Ian Ballantyne

Personal information
- Full name: Ian Ballantyne
- Date of birth: 2 November 1958 (age 66)
- Place of birth: Achanamara, Scotland
- Position(s): Striker

Youth career
- Williamsburgh Amateurs

Senior career*
- Years: Team / Apps / (Gls)
- 1977–1979: Queen's Park / 57 / (19)
- 1979: Dundee United / 2 / (0)
- 1979–1982: Raith Rovers / 107 / (40)
- 1982–1983: East Stirlingshire / 11 / (3)
- Zindabad
- 1991–1992: Ernest Borel

= Ian Ballantyne =

Scottish footballer

Ian Ballantyne (born 1958) is a former footballer who played as a striker for Queens Park, Dundee United, Raith Rovers and East Stirlingshire. He also played in Hong Kong for Zindabad, Sing Tao and Ernest Borel.

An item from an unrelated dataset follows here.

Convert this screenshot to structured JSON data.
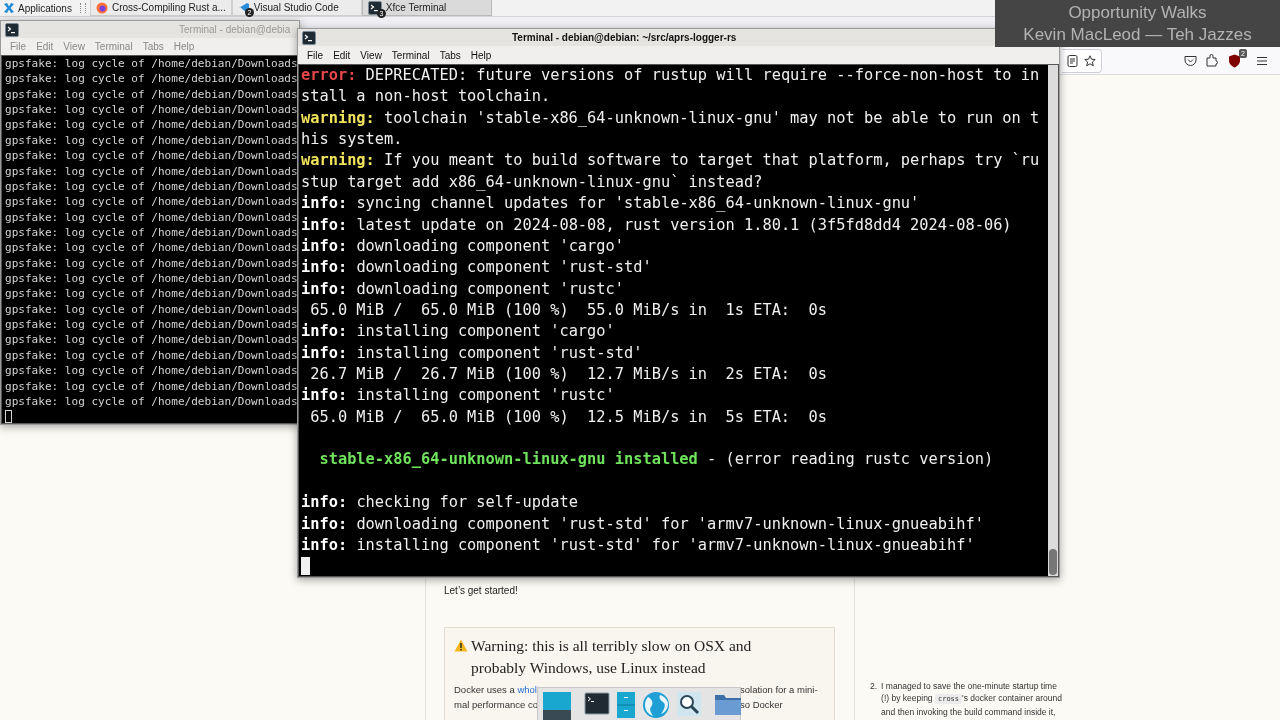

Ballantyne joined Dundee United in April 1979 with his competitive debut coming in August. Three months later, Ballantyne joined Raith in a £12,500 deal, spending four years with the Kirkcaldy side. Later playing for East Stirlingshire, Ballantyne moved to Hong Kong shortly afterwards.